Realist approaches in educational sociology, which have emerged in recent years such as the school of ‘social realism’, claims that knowledge has been backgrounded as an object in educational research in advance of an increased emphasis on ways of learning and knowing (Maton 2013) (Moore 2010). As one of the causes social realists point to the influence of constructivism, which views knowledge as mental processes and states of consciousness, that reside within the learner. Consequently, knowledge becomes sidelined and is not seen as something in itself. As Maton puts it: “The notion of knowledge as something emerging form, but irreducible to how individuals know, is ostensibly obscured” (Maton 2013). Social realism is therefore critical to this trend and asserts that constructivism has dominated educational thinking over the past decades, so that knowledge has become a missing dimension in education.
The influence of post-modernistic thinking is also criticized by social realists for reducing knowledge to merely a reflection of power and, as such, considering the form taken by knowledge as arbitrary. Thus social realism claims that postmodernist research is more concerned with power relations attached to knowing, and whose interests is served or neglected. In short, the nature of what has been taught and learned have for too long been considered of little relevance. This problem is by Maton termed ”knowledge blindness” and the mission for social realism is to recover knowledge in educational research.
As we will argue in this paper, ”knowledge blindness” has occurred in Danish Professional Higher Education and even extended over years. More precisely, the curriculum processes, by which lecturers consider, select and prepare different forms of knowledge for pedagogic communication, have “moved” to areas that are marginal compared to former authoritative curriculum processes. Thus, we prefer the term ”knowledge displacements” for these movements. Though this term may seem provoking, we do not indicate that students’ learning outcome is significantly impaired. What we suggest is that the knowledge base, to which pedagogic communication should refer, may have become more arbitrary and obscured.
The aim of this paper is to discuss the impact of ”knowledge displacement” in curriculum development within Danish Professional Higher Education by introducing some empirical works of curriculum studies. We phrase our research question as below:
What characterizes ”knowledge displacements” in Danish Professional Higher Education over the past decades, and what are the implications for the processes of selecting and preparing pedagogical content knowledge?
For this purpose, we present two curriculum analyses , one completed and one currently in progress.
We have based our main theoretical and conceptual framework on the Legitimation Code Theory (LCT), which is developed by Maton from a social realist approach. It brings together some of Bourdieu’s and Bernstein’s thoughts in a new conceptual framework in terms of code theories. In our analysis, ‘specialization codes’ (and ‘semantic codes’) plays a significant role in conceptualizing how curriculum gradually downplays knowledge as an object in advance of knower attributes expressed in competence terms.

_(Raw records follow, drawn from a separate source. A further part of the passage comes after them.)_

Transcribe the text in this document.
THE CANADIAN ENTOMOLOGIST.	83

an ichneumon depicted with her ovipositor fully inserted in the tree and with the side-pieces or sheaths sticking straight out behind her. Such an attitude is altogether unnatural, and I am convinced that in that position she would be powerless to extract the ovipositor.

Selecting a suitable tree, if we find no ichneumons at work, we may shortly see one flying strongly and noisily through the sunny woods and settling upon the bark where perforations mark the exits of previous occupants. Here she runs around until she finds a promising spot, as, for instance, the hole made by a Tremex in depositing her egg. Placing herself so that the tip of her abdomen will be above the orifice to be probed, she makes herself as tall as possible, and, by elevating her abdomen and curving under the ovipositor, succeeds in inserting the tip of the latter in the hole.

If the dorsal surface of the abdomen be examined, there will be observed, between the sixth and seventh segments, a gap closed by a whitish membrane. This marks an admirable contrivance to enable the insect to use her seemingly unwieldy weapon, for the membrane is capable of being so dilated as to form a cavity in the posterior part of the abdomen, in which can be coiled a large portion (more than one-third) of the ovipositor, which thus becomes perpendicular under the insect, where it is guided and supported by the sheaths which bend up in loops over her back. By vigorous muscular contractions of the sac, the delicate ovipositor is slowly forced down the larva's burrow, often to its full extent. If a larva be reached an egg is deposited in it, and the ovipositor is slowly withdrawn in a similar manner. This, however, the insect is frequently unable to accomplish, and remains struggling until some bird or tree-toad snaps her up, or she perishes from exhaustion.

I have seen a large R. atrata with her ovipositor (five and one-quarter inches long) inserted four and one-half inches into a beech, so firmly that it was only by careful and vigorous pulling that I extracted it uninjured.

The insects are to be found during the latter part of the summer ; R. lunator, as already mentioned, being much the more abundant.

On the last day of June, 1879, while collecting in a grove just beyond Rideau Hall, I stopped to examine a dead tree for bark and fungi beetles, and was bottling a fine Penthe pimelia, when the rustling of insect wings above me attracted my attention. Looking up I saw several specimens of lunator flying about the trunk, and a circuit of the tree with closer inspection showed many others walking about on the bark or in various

In a social realist perspective, knowledge can be viewed as an object in such a way that a distinction between epistemic relations and social relations to knowledge can be made. Crossing these two structuring principles as continua maps out various code modalities (such as ‘knowledge code’, ‘knower code’, ‘elite code’ and ‘relativist code’). Changes in how curriculum subjects are classified and framed over time can thus be traced and expressed as code changes.